In discussing financial cooperation between the two BRICS countries, Xu said that trade between China and Brazil was highly complementary, and he said the two countries will have more opportunities to cooperate in the financial market in the future.
Pedro Lima, who attended the meeting as a representative of BTG Pactual, Latin America's largest private investment bank, said the bank attached great importance to Asia, especially to the Chinese market.
With the increase in trade between Brazil and China, the two countries’ cooperation in the financial market also will be further deepened, he said. He also announced that the bank is preparing to open an office in Shanghai.
Wang Guicai, president of Brazilian subsidiary of the Industrial and Commercial Bank of China Ltd, acknowledged that currently Brazilian companies and financial institutions still are not totally aware of China and its financial products. But he said participation at the SCH meeting by Brazilian financial institutions, some of which came from other cities in the country, demonstrated that they are very interested in cooperation with China.
After meeting with Sao Paulo’s Securities and Futures Exchanges, Xu said he was optimistic about the development of agricultural OTC derivatives.
This year the SCH launched the central counterparty clearing services for the renminbi (RMB) iron-ore swap and steaming-coal swap and next year the same services in food and oil will also be started.
China has been Brazil's largest trade partner since 2009 and Brazil is China's ninth-largest trade partner worldwide and the largest in Latin America. However, bilateral trade is slowing down.

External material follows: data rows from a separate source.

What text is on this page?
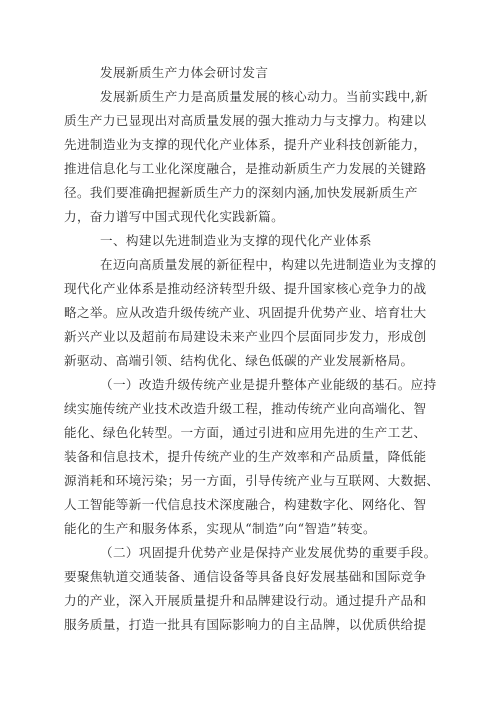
发展新质生产力体会研讨发言
发展新质生产力是高质量发展的核心动力。当前实践中,新
质生产力已显现出对高质量发展的强大推动力与支撑力。构建以
先进制造业为支撑的现代化产业体系，提升产业科技创新能力，
推进信息化与工业化深度融合，是推动新质生产力发展的关键路
径。我们要准确把握新质生产力的深刻内涵,加快发展新质生产
力，奋力谱写中国式现代化实践新篇。
一、构建以先进制造业为支撑的现代化产业体系
在迈向高质量发展的新征程中，构建以先进制造业为支撑的
现代化产业体系是推动经济转型升级、提升国家核心竞争力的战
略之举。应从改造升级传统产业、巩固提升优势产业、培育壮大
新兴产业以及超前布局建设未来产业四个层面同步发力，形成创
新驱动、高端引领、结构优化、绿色低碳的产业发展新格局。
（一）改造升级传统产业是提升整体产业能级的基石。应持
续实施传统产业技术改造升级工程，推动传统产业向高端化、智
能化、绿色化转型。一方面，通过引进和应用先进的生产工艺、
装备和信息技术，提升传统产业的生产效率和产品质量，降低能
源消耗和环境污染；另一方面，引导传统产业与互联网、大数据、
人工智能等新一代信息技术深度融合，构建数字化、网络化、智
能化的生产和服务体系，实现从“制造”向“智造”转变。
（二）巩固提升优势产业是保持产业发展优势的重要手段。
要聚焦轨道交通装备、通信设备等具备良好发展基础和国际竞争
力的产业，深入开展质量提升和品牌建设行动。通过提升产品和
服务质量，打造一批具有国际影响力的自主品牌，以优质供给提
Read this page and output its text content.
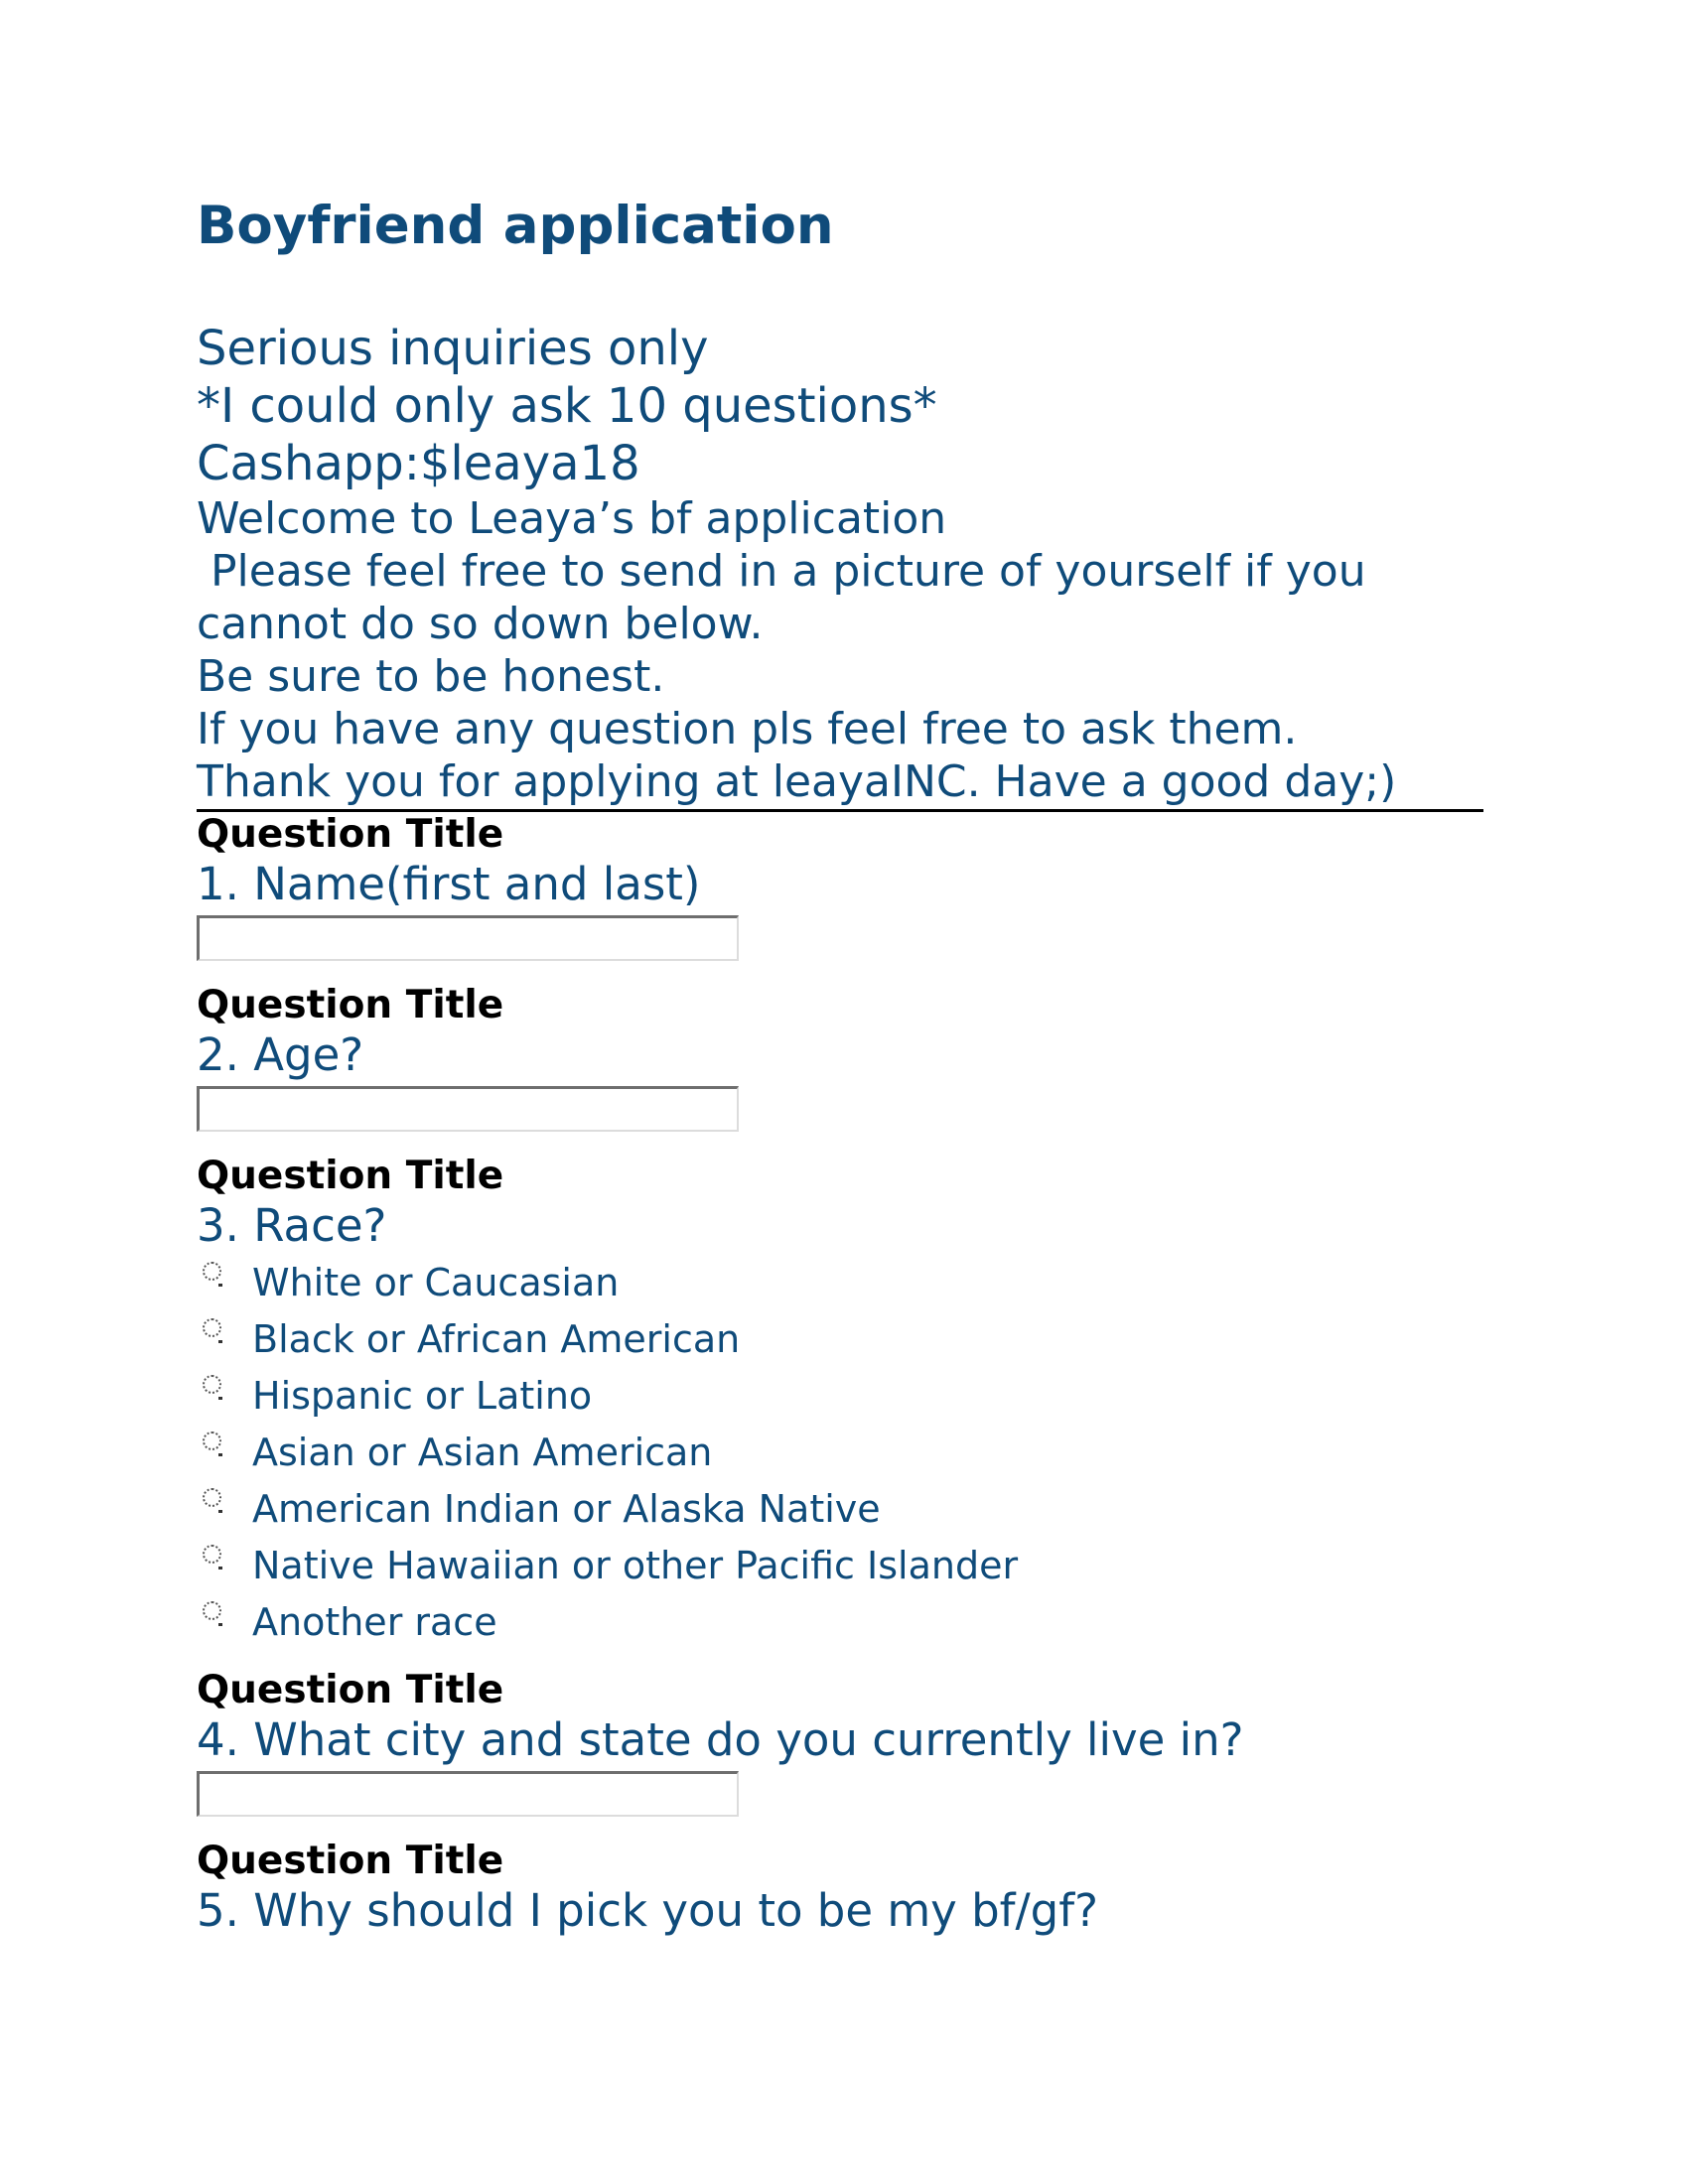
Boyfriend application
Serious inquiries only
*I could only ask 10 questions*
Cashapp:$leaya18
Welcome to Leaya’s bf application
Please feel free to send in a picture of yourself if you
cannot do so down below.
Be sure to be honest.
If you have any question pls feel free to ask them.
Thank you for applying at leayaINC. Have a good day;)
Question Title
1. Name(first and last)
Question Title
2. Age?
Question Title
3. Race?
White or Caucasian
Black or African American
Hispanic or Latino
Asian or Asian American
American Indian or Alaska Native
Native Hawaiian or other Pacific Islander
Another race
Question Title
4. What city and state do you currently live in?
Question Title
5. Why should I pick you to be my bf/gf?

In the first half of this year, between the two countries increased 7 percent year on year, a sharp drop from the 43.6-percent growth in the same period three years ago.
Sun Yanfeng, a researcher with the China Institutes of Contemporary International Relations, stressed that trade alone was not enough to push forward the two countries’ economic ties. "What is more important is cooperation in investment, financing and joint contracting, which could become the new engines for the economic ties," he said.
During Chinese President Xi Jinping's visit to Brazil in July, Brazilian President Dilma Rousseff welcomed broader investment by Chinese enterprises, particularly in finance, transportation, infrastructure, agriculture, information, logistics and science and technology.
Financial cooperation among the BRICS countries has been active recently. In a major cooperative move this year, in July the member countries announced formation of the New Development Bank (NDB) with headquarters in Shanghai. The bank’s aim is boost infrastructure and sustainable development projects in BRICS countries and other emerging and developing economies.
The BRICS Contingent Reserve Arrangement (CRA) also was also established to finance development projects in member countries and help them weather global financial crises.
Bilateral financial cooperation between Brazil and China is also prospering. In July, China and Brazil signed a agreements and memoranda in finance and other areas.
One example is the framework agreement signed by the Export-Import Bank of China and Brazil's mining giant CVRD, under which the Eximbank would provide $5 billion in three years to support the Brazilian company’s purchase or lease of equipment, vessels and related services from Chinese enterprises. The Bank of China also signed a memorandum to help CVRD arrange global financing for three years.